Nel 1934 Mead aggiunge la componente cognitiva.
Studi più recenti hanno avanzato l’ipotesi che l’empatia nasca da un processo di simulazione incarnata, che precede l’elaborazione cognitiva, e che nell’attivazione della stessa si realizzi un processamento di emozioni verso l’alto nell’esperienza di condivisione e verso il basso nel controllo delle funzioni esecutive, che permette di regolare l’esperienza di condivisione.
L’empatia perciò non si presenta come mera forma di conoscenza, ma come un vero e proprio processo cognitivo, un’abilità che può essere allenata e praticata sino a diventarne esperti.
Riuscire infatti a decidere come, quando e quanto attivare il processo empatico, a seconda della situazione o delle persone che abbiamo innanzi a noi oppure del contesto sociale in cui ci troviamo, ci renderebbe capaci di evitare di cadere negli estremi di eccesso oppure assenza di empatia.

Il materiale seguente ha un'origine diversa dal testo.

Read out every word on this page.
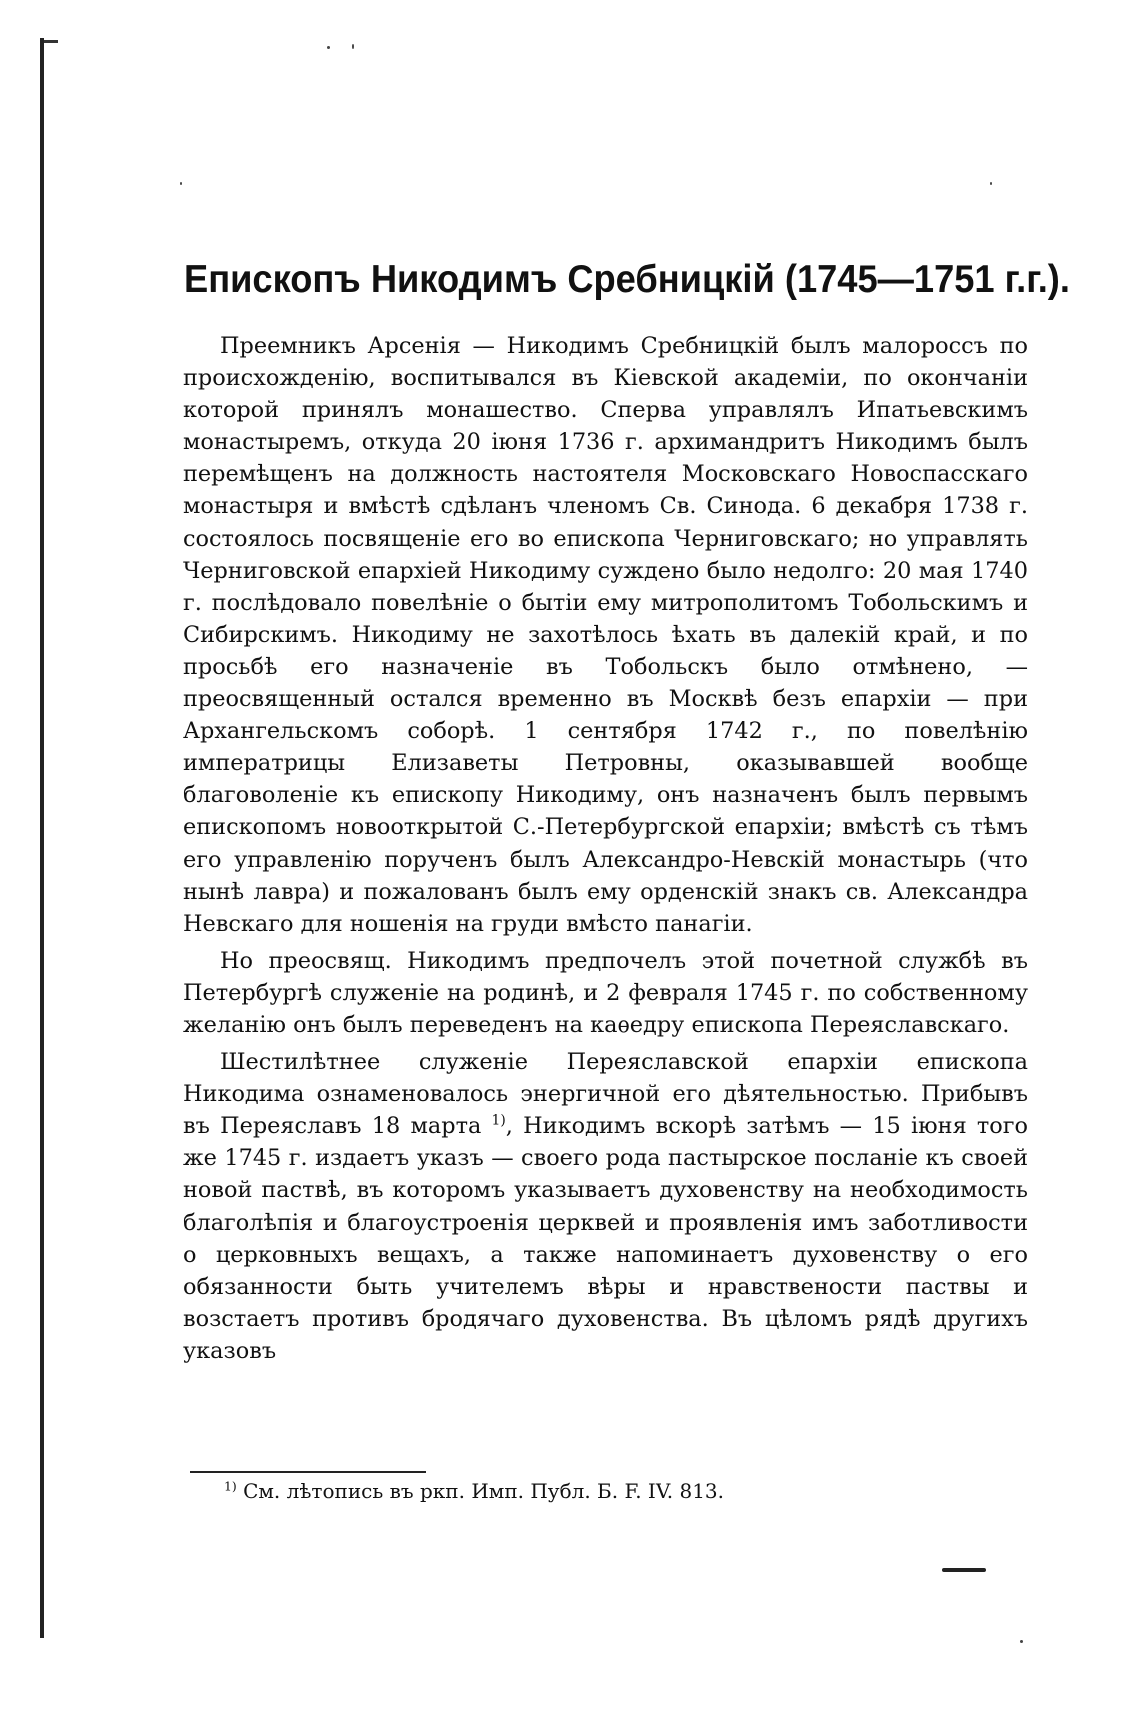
Епископъ Никодимъ Сребницкій (1745—1751 г.г.).

Преемникъ Арсенія — Никодимъ Сребницкій былъ малороссъ по происхожденію, воспитывался въ Кіевской академіи, по окончаніи которой принялъ монашество. Сперва управлялъ Ипатьевскимъ монастыремъ, откуда 20 іюня 1736 г. архимандритъ Никодимъ былъ перемѣщенъ на должность настоятеля Московскаго Новоспасскаго монастыря и вмѣстѣ сдѣланъ членомъ Св. Синода. 6 декабря 1738 г. состоялось посвященіе его во епископа Черниговскаго; но управлять Черниговской епархіей Никодиму суждено было недолго: 20 мая 1740 г. послѣдовало повелѣніе о бытіи ему митрополитомъ Тобольскимъ и Сибирскимъ. Никодиму не захотѣлось ѣхать въ далекій край, и по просьбѣ его назначеніе въ Тобольскъ было отмѣнено, — преосвященный остался временно въ Москвѣ безъ епархіи — при Архангельскомъ соборѣ. 1 сентября 1742 г., по повелѣнію императрицы Елизаветы Петровны, оказывавшей вообще благоволеніе къ епископу Никодиму, онъ назначенъ былъ первымъ епископомъ новооткрытой С.-Петербургской епархіи; вмѣстѣ съ тѣмъ его управленію порученъ былъ Александро-Невскій монастырь (что нынѣ лавра) и пожалованъ былъ ему орденскій знакъ св. Александра Невскаго для ношенія на груди вмѣсто панагіи.

Но преосвящ. Никодимъ предпочелъ этой почетной службѣ въ Петербургѣ служеніе на родинѣ, и 2 февраля 1745 г. по собственному желанію онъ былъ переведенъ на каѳедру епископа Переяславскаго.

Шестилѣтнее служеніе Переяславской епархіи епископа Никодима ознаменовалось энергичной его дѣятельностью. Прибывъ въ Переяславъ 18 марта $^{1)}$, Никодимъ вскорѣ затѣмъ — 15 іюня того же 1745 г. издаетъ указъ — своего рода пастырское посланіе къ своей новой паствѣ, въ которомъ указываетъ духовенству на необходимость благолѣпія и благоустроенія церквей и проявленія имъ заботливости о церковныхъ вещахъ, а также напоминаетъ духовенству о его обязанности быть учителемъ вѣры и нравствености паствы и возстаетъ противъ бродячаго духовенства. Въ цѣломъ рядѣ другихъ указовъ

$^{1)}$ См. лѣтопись въ ркп. Имп. Публ. Б. F. IV. 813.
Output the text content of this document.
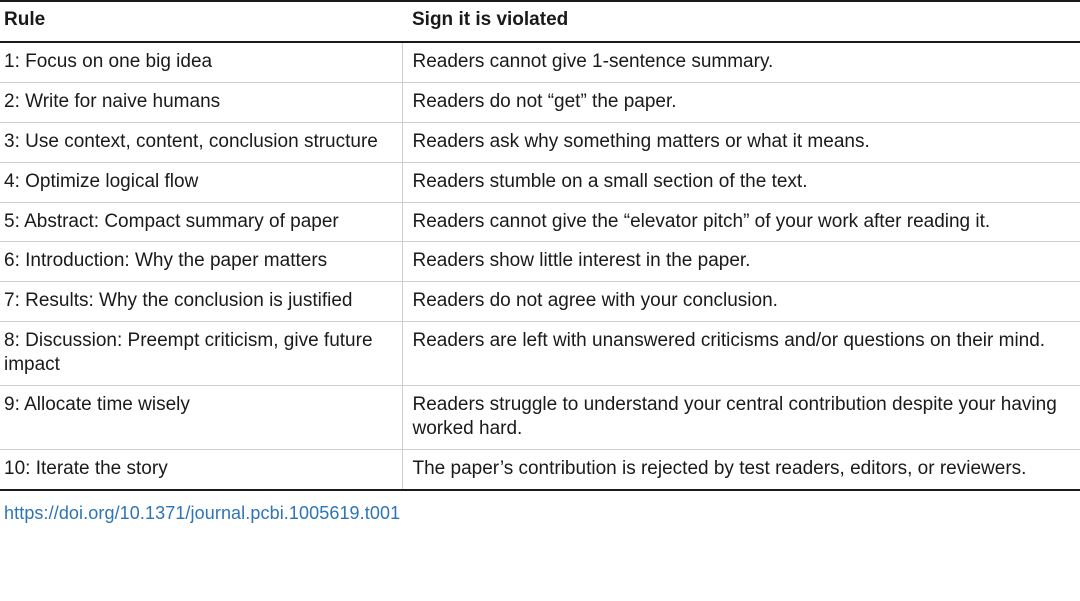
Rule	Sign it is violated
1: Focus on one big idea	Readers cannot give 1-sentence summary.
2: Write for naive humans	Readers do not “get” the paper.
3: Use context, content, conclusion structure	Readers ask why something matters or what it means.
4: Optimize logical flow	Readers stumble on a small section of the text.
5: Abstract: Compact summary of paper	Readers cannot give the “elevator pitch” of your work after reading it.
6: Introduction: Why the paper matters	Readers show little interest in the paper.
7: Results: Why the conclusion is justified	Readers do not agree with your conclusion.
8: Discussion: Preempt criticism, give future impact	Readers are left with unanswered criticisms and/or questions on their mind.
9: Allocate time wisely	Readers struggle to understand your central contribution despite your having worked hard.
10: Iterate the story	The paper’s contribution is rejected by test readers, editors, or reviewers.
https://doi.org/10.1371/journal.pcbi.1005619.t001
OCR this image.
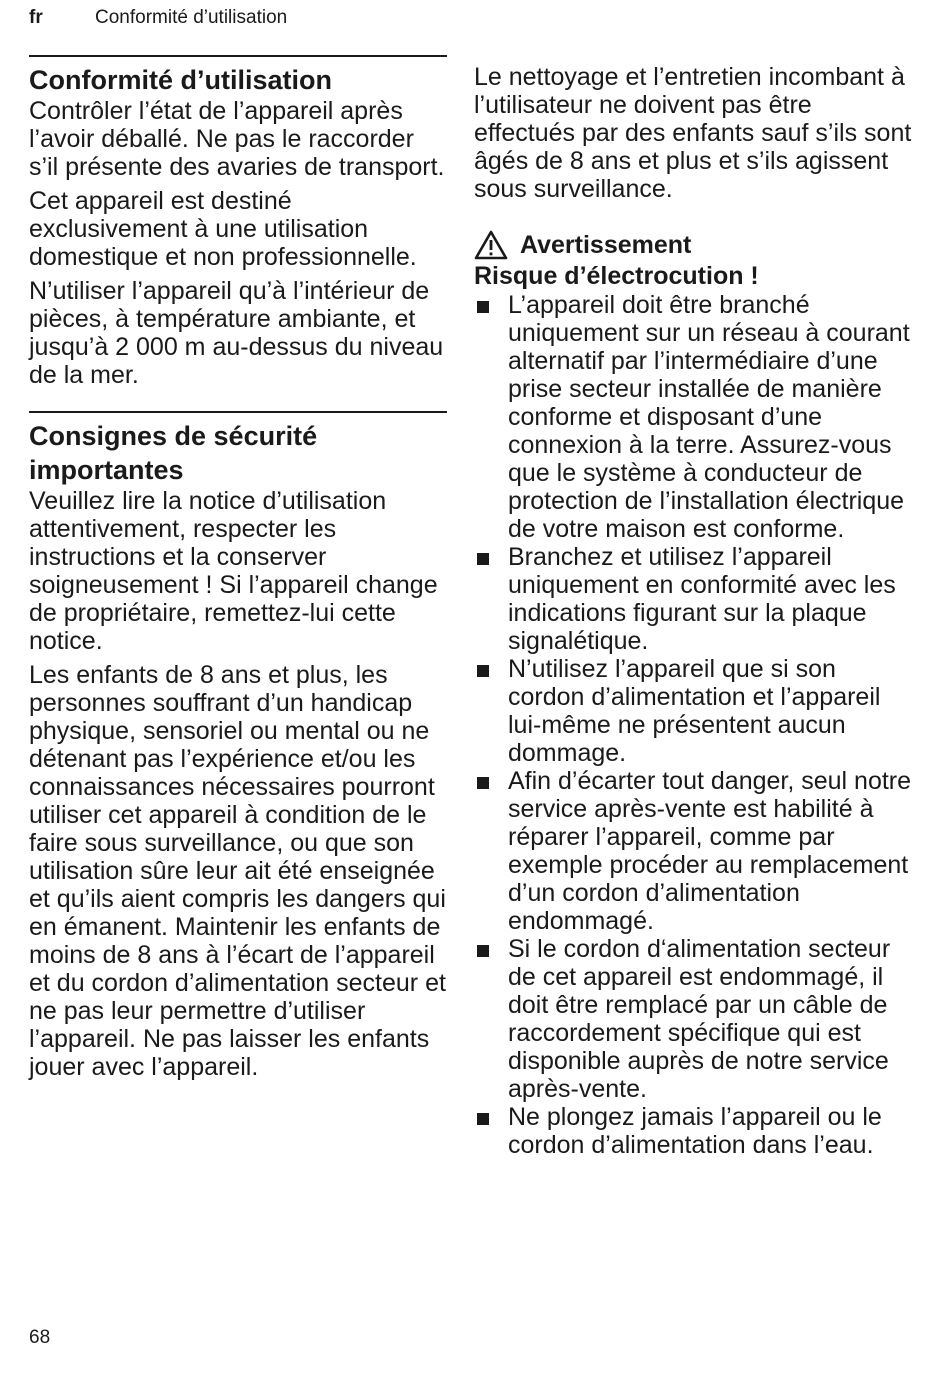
fr	Conformité d’utilisation
Conformité d’utilisation

Contrôler l’état de l’appareil après l’avoir déballé. Ne pas le raccorder s’il présente des avaries de transport.

Cet appareil est destiné exclusivement à une utilisation domestique et non professionnelle.

N’utiliser l’appareil qu’à l’intérieur de pièces, à température ambiante, et jusqu’à 2 000 m au-dessus du niveau de la mer.

Consignes de sécurité
importantes

Veuillez lire la notice d’utilisation attentivement, respecter les instructions et la conserver soigneusement ! Si l’appareil change de propriétaire, remettez-lui cette notice.

Les enfants de 8 ans et plus, les personnes souffrant d’un handicap physique, sensoriel ou mental ou ne détenant pas l’expérience et/ou les connaissances nécessaires pourront utiliser cet appareil à condition de le faire sous surveillance, ou que son utilisation sûre leur ait été enseignée et qu’ils aient compris les dangers qui en émanent. Maintenir les enfants de moins de 8 ans à l’écart de l’appareil et du cordon d’alimentation secteur et ne pas leur permettre d’utiliser l’appareil. Ne pas laisser les enfants jouer avec l’appareil.

Le nettoyage et l’entretien incombant à l’utilisateur ne doivent pas être effectués par des enfants sauf s’ils sont âgés de 8 ans et plus et s’ils agissent sous surveillance.

Avertissement
Risque d’électrocution !
L’appareil doit être branché uniquement sur un réseau à courant alternatif par l’intermédiaire d’une prise secteur installée de manière conforme et disposant d’une connexion à la terre. Assurez-vous que le système à conducteur de protection de l’installation électrique de votre maison est conforme.
Branchez et utilisez l’appareil uniquement en conformité avec les indications figurant sur la plaque signalétique.
N’utilisez l’appareil que si son cordon d’alimentation et l’appareil lui-même ne présentent aucun dommage.
Afin d’écarter tout danger, seul notre service après-vente est habilité à réparer l’appareil, comme par exemple procéder au remplacement d’un cordon d’alimentation endommagé.
Si le cordon d‘alimentation secteur de cet appareil est endommagé, il doit être remplacé par un câble de raccordement spécifique qui est disponible auprès de notre service après-vente.
Ne plongez jamais l’appareil ou le cordon d’alimentation dans l’eau.
68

Le condizioni di base dell’empatia

Per provare empatia sono necessarie cinque condizioni di base:

  1. L’imitazione motoria e neuronale. Per essere empatici sono necessarie l’attivazione dei neuroni a specchio e la produzione di mimica facciale e corporea.
  2. La conoscenza dello stato interiore dell’altro, che ci consente di creare una rappresentazione più o meno chiara di ciò che questo sta vivendo.
  3. La cosiddetta risonanza emotiva, dobbiamo cioè agire come diapason e lasciare che le sensazioni dell’altro trovino spazio in noi.
  4. L’abbandono della nostra posizione per identificarci nell’altro, per poi tornare nel nostro io e ricreare le sensazioni come se fossero accadute in noi.
  5. L’autoregolazione emotiva, cioè il controllo delle nostre reazioni per poter essere di aiuto all’altro.